Prezydent Niemiec Joachim Gauck w wywiadzie dla telewizji publicznej ARD wyraził wątpliwość co do wiarygodnego zerwania postkomunistycznej Lewicy z tradycją rządzącej do 1989 roku w NRD Socjalistycznej Partii Jedności Niemiec (SED).
W wywiadzie udzielonym ARD z okazji zbliżającej się 25. rocznicy upadku muru berlińskiego Gauck odniósł się do możliwości objęcia przez polityka Lewicy Bodo Ramelowa stanowiska premiera w kraju związkowym Turyngia. Byłby to pierwszy taki przypadek w historii zjednoczonych Niemiec.

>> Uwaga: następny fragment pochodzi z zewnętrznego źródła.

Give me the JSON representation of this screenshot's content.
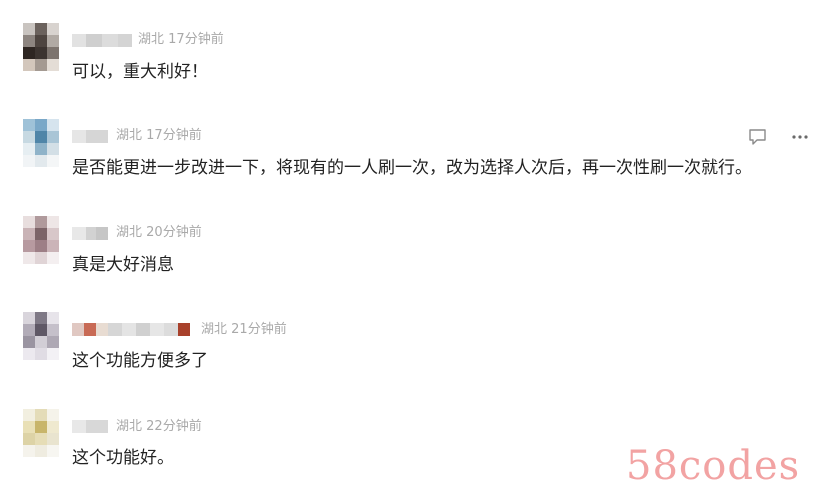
{
  "comments": [
    {
      "location": "湖北",
      "time": "17分钟前",
      "text": "可以，重大利好！"
    },
    {
      "location": "湖北",
      "time": "17分钟前",
      "text": "是否能更进一步改进一下，将现有的一人刷一次，改为选择人次后，再一次性刷一次就行。"
    },
    {
      "location": "湖北",
      "time": "20分钟前",
      "text": "真是大好消息"
    },
    {
      "location": "湖北",
      "time": "21分钟前",
      "text": "这个功能方便多了"
    },
    {
      "location": "湖北",
      "time": "22分钟前",
      "text": "这个功能好。"
    }
  ],
  "actions": {
    "reply_icon": "comment-bubble-icon",
    "more_icon": "more-dots-icon"
  },
  "watermark": "58codes"
}
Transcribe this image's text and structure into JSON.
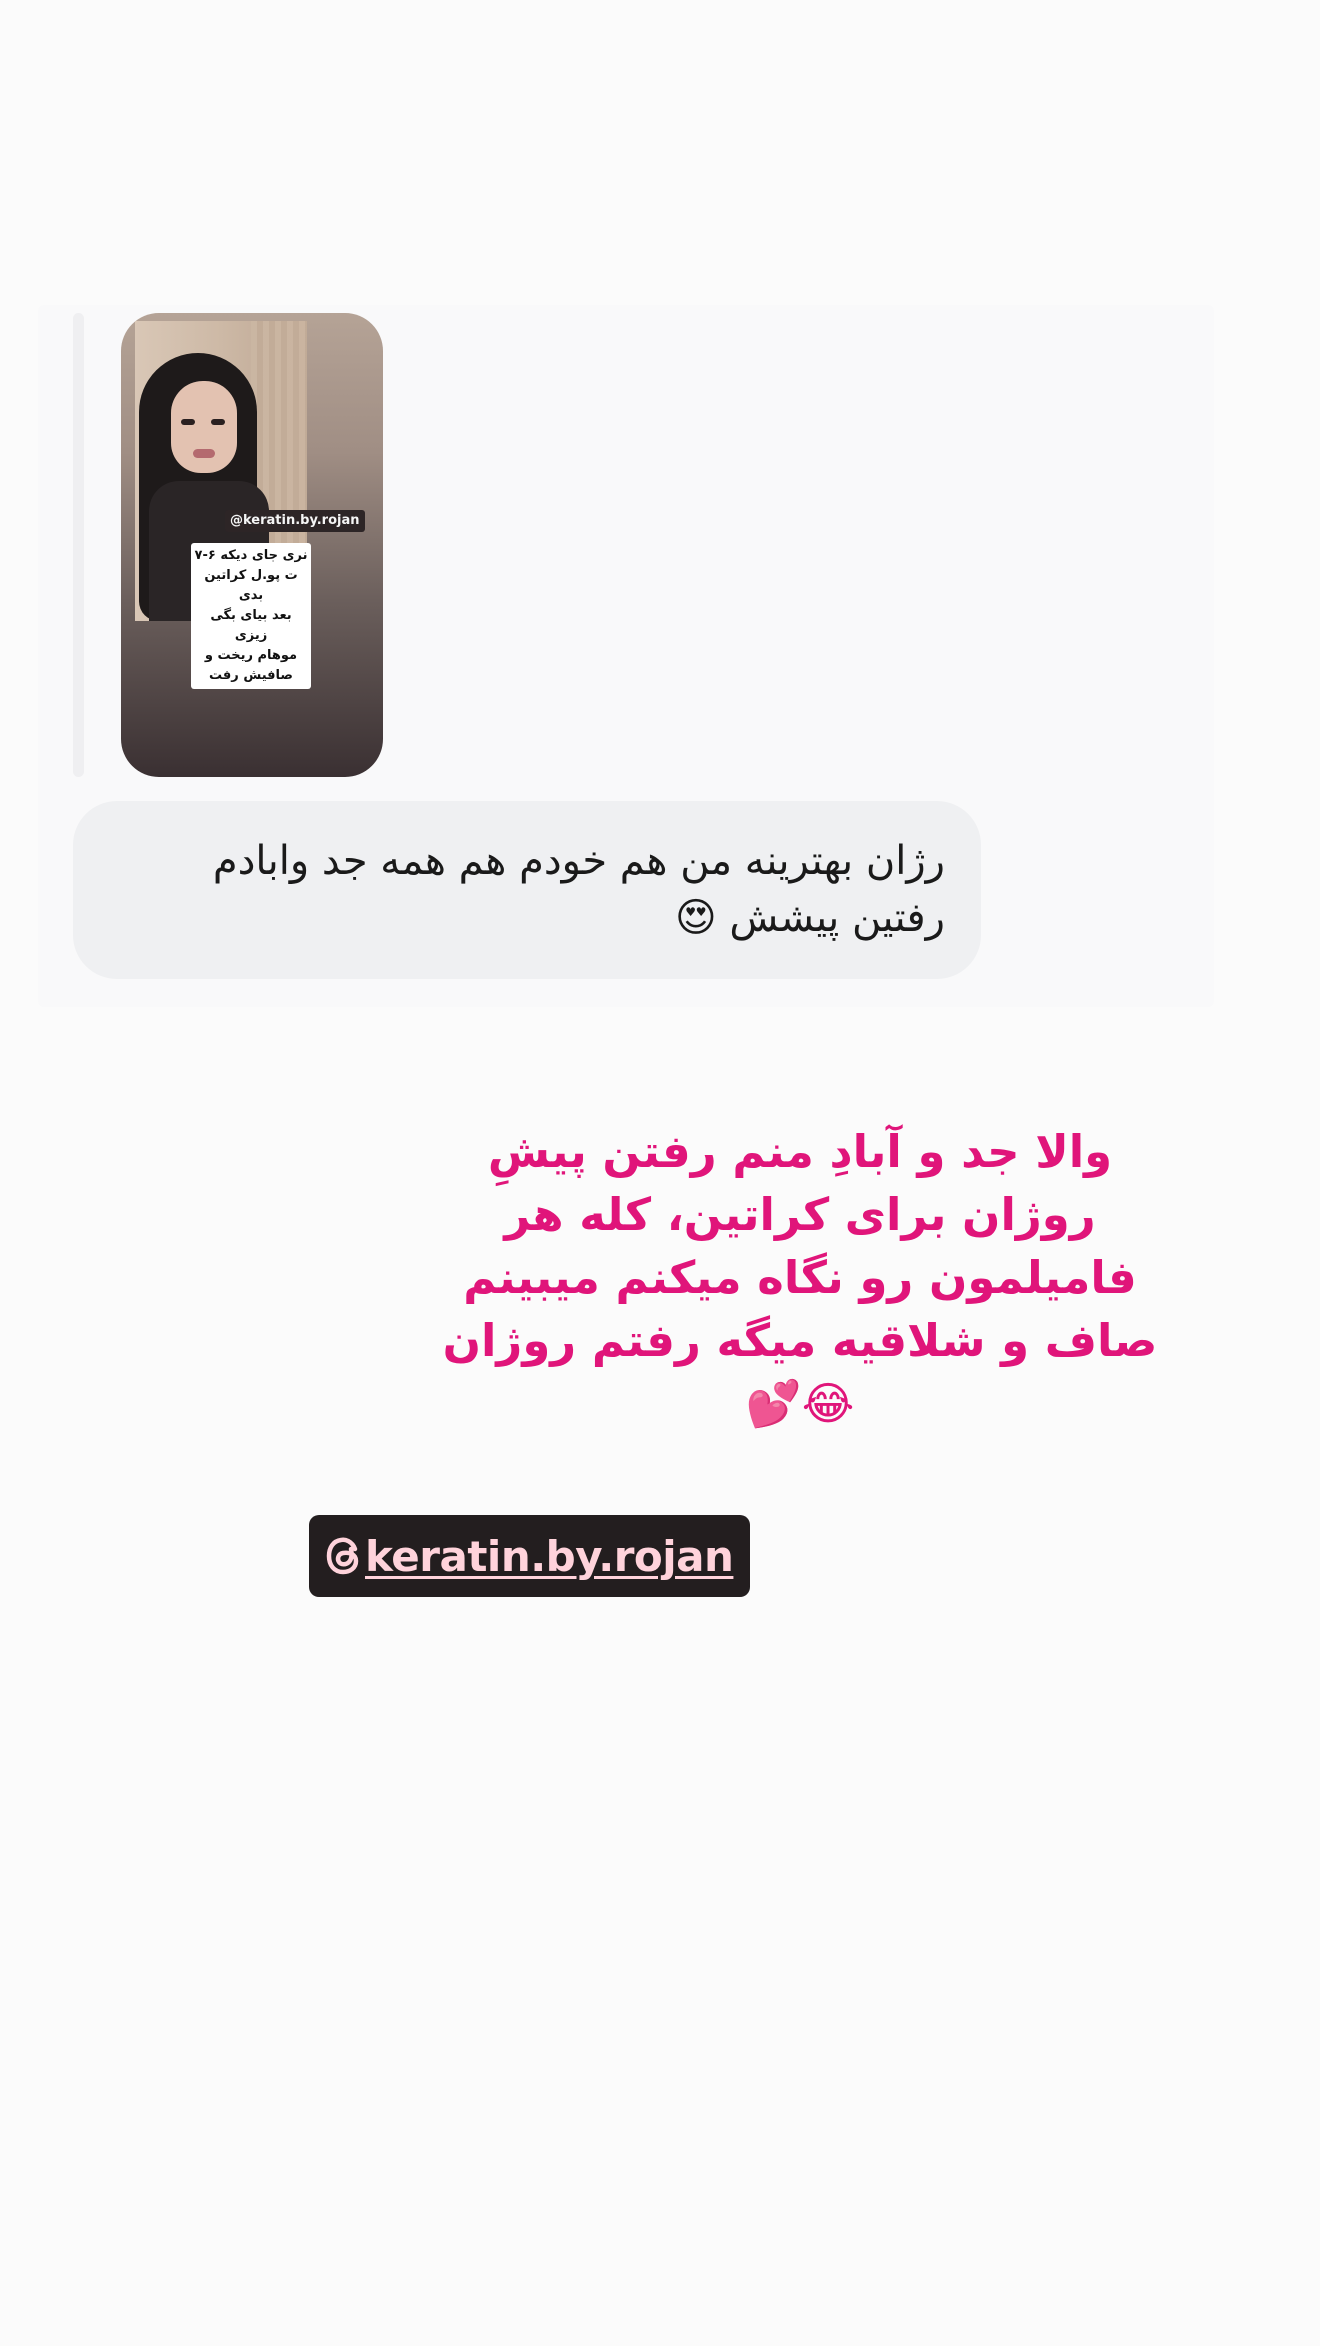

- Czy partia, która wystawi premiera, rzeczywiście na tyle zerwała z poglądami, jakie miała SED, gdy ta prześladowała obywateli, że możemy jej w pełni zaufać? - pytał prezydent podczas rozmowy z ARD. Jak zaznaczył, ma problem z zaufaniem wobec niektórych osób w szeregach Lewicy. - Ludzie, którzy przeżyli NRD i są w moim wieku, muszą się bardzo starać, żeby zaakceptować taki układ - powiedział pastor i były wschodnioniemiecki dysydent.
Komentując słowa prezydenta, tygodnik "Der Spiegel" pisze, że Gauck jest "głową państwa, która się miesza do polityki, i że nie ma w tym niczego zdrożnego". Zdaniem komentatora tym razem prezydent przekroczył jednak granicę, której nie powinien przekraczać. "Wiadomo od dawna, że Gauck ma problem z Lewicą, a Lewica z Gauckiem, co nie powinno nikogo dziwić z powodu biografii prezydenta" - czytamy w "Spieglu".
"Obywatel Gauck ma prawo do swojej oceny Lewicy. Występując jako prezydent obywatel Gauck nie powinien jednak publicznie ujawniać tej oceny" - pisze "Der Spiegel".
Kompetencje prezydenta Niemiec ograniczone są w zasadzie do funkcji reprezentacyjnych.
W Turyngii trwają prace nad powołaniem koalicji SPD i Zielonych z Lewicą. Obecnie w SPD trwa partyjne referendum w sprawie współpracy z postkomunistami. Jeżeli większość członków partii poprze taką koalicję, to Ramelow z Lewicy może zostać wybrany w grudniu na premiera Turyngii.